如何限制python函数的参数必须是字符串或类似lambda表达式的函数

Question

For example, the following, the first parameter should be restricted to a string, and the second parameter should be a function. However, this is wrong syntax for both. Anyone can help suggest the correct syntax to impose the type restriction?

def GetArg(msg:String, converter:lambda, default):
    print("{}, the default is '{}':".format(msg, default))
    return converter(stdin.readline().strip())

It gives error

Traceback (most recent call last):
  File "E:/stdin_ext.py", line 4, in <module>
    def GetArg(msg:String, converter, default:String):
NameError: name 'String' is not defined

and

  File "E:/stdin_ext.py", line 4
    def GetArg(msg:String, converter:lambda, default:String):
                                       ^
SyntaxError: invalid syntax

Answer 1

You can use the typing module.

from typing import Callable

def get_arg(msg: str, converter: Callable[[str], str], default) -> str:
    print(f"{msg}, the default is '{default}':")
    return converter(stdin.readline().strip())

assuming your function converter takes a string a returns a string , and that get_arg returns a string . Note the code has also been modified to follow python's naming convention and uses f strings over older style format strings.

Also note that these type hints are just that, hints . They are not checked statically or at runtime.
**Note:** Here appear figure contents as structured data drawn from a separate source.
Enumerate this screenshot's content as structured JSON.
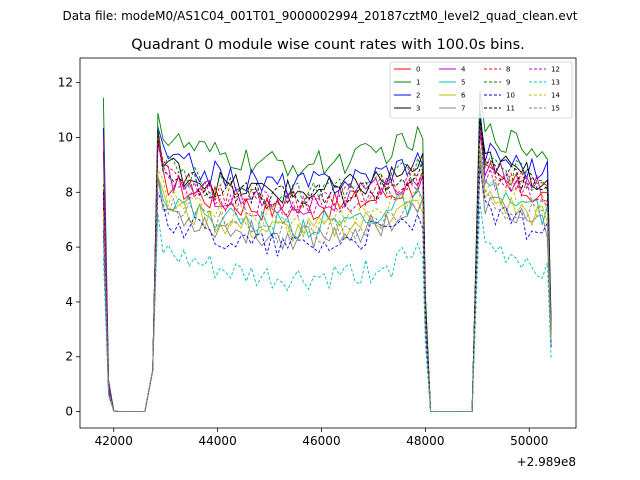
{
  "suptitle": "Data file: modeM0/AS1C04_001T01_9000002994_20187cztM0_level2_quad_clean.evt",
  "chart_data": {
    "type": "line",
    "title": "Quadrant 0 module wise count rates with 100.0s bins.",
    "xlabel": "",
    "ylabel": "",
    "x_offset_label": "+2.989e8",
    "xlim": [
      41350,
      50900
    ],
    "ylim": [
      -0.6,
      12.9
    ],
    "x_ticks": [
      42000,
      44000,
      46000,
      48000,
      50000
    ],
    "x_tick_labels": [
      "42000",
      "44000",
      "46000",
      "48000",
      "50000"
    ],
    "y_ticks": [
      0,
      2,
      4,
      6,
      8,
      10,
      12
    ],
    "y_tick_labels": [
      "0",
      "2",
      "4",
      "6",
      "8",
      "10",
      "12"
    ],
    "legend_position": "upper-right",
    "legend_columns": 4,
    "segments": [
      {
        "start": 41800,
        "end": 42650,
        "rise": false,
        "drop_end": 42000
      },
      {
        "start": 42650,
        "end": 48050,
        "rise": true,
        "rise_end": 42950,
        "drop_start": 47950
      },
      {
        "start": 48050,
        "end": 49000,
        "rise": false
      },
      {
        "start": 49000,
        "end": 50420,
        "rise": true,
        "rise_end": 49050,
        "drop_start": 50350
      }
    ],
    "series": [
      {
        "name": "0",
        "color": "#ff0000",
        "dash": "solid",
        "level": 8.0,
        "first": 7.5
      },
      {
        "name": "1",
        "color": "#008000",
        "dash": "solid",
        "level": 9.6,
        "first": 11.45
      },
      {
        "name": "2",
        "color": "#0000ff",
        "dash": "solid",
        "level": 8.9,
        "first": 10.35
      },
      {
        "name": "3",
        "color": "#000000",
        "dash": "solid",
        "level": 8.6,
        "first": 9.5
      },
      {
        "name": "4",
        "color": "#c000c0",
        "dash": "solid",
        "level": 8.2,
        "first": 10.0
      },
      {
        "name": "5",
        "color": "#00bfbf",
        "dash": "solid",
        "level": 7.4,
        "first": 7.0
      },
      {
        "name": "6",
        "color": "#bfbf00",
        "dash": "solid",
        "level": 7.2,
        "first": 6.8
      },
      {
        "name": "7",
        "color": "#808080",
        "dash": "solid",
        "level": 7.0,
        "first": 6.5
      },
      {
        "name": "8",
        "color": "#ff0000",
        "dash": "dashed",
        "level": 8.3,
        "first": 8.1
      },
      {
        "name": "9",
        "color": "#008000",
        "dash": "dashed",
        "level": 8.5,
        "first": 8.3
      },
      {
        "name": "10",
        "color": "#0000ff",
        "dash": "dashed",
        "level": 6.7,
        "first": 6.6
      },
      {
        "name": "11",
        "color": "#000000",
        "dash": "dashed",
        "level": 8.4,
        "first": 8.0
      },
      {
        "name": "12",
        "color": "#c000c0",
        "dash": "dashed",
        "level": 8.1,
        "first": 7.9
      },
      {
        "name": "13",
        "color": "#00bfbf",
        "dash": "dashed",
        "level": 5.4,
        "first": 5.6
      },
      {
        "name": "14",
        "color": "#bfbf00",
        "dash": "dashed",
        "level": 7.6,
        "first": 7.3
      },
      {
        "name": "15",
        "color": "#808080",
        "dash": "dashed",
        "level": 7.1,
        "first": 6.9
      }
    ]
  }
}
Although, certain IDE's will help you ensure they are correct.

Answer 2

You should use str instead of String and Callable instead of lambda:

from typing import Callable    

def GetArg(msg:str, converter:Callable, default):
    print("{}, the default is '{}':".format(msg, default))
    return converter(stdin.readline().strip())

That is, unless you have a specific class called String and you are expecting an argument of its type.

When you write lambda you are defining a new lambda, not specifying a type for a function, whence the error.

I believe it is also important to point out that types in python are only a useful notation but it does not raise any error by itself, for example I could still call GetArg(1,2,3) and don't get any error just by the type hinting (of course I would get an error trying to pass an argument to an int afterwards).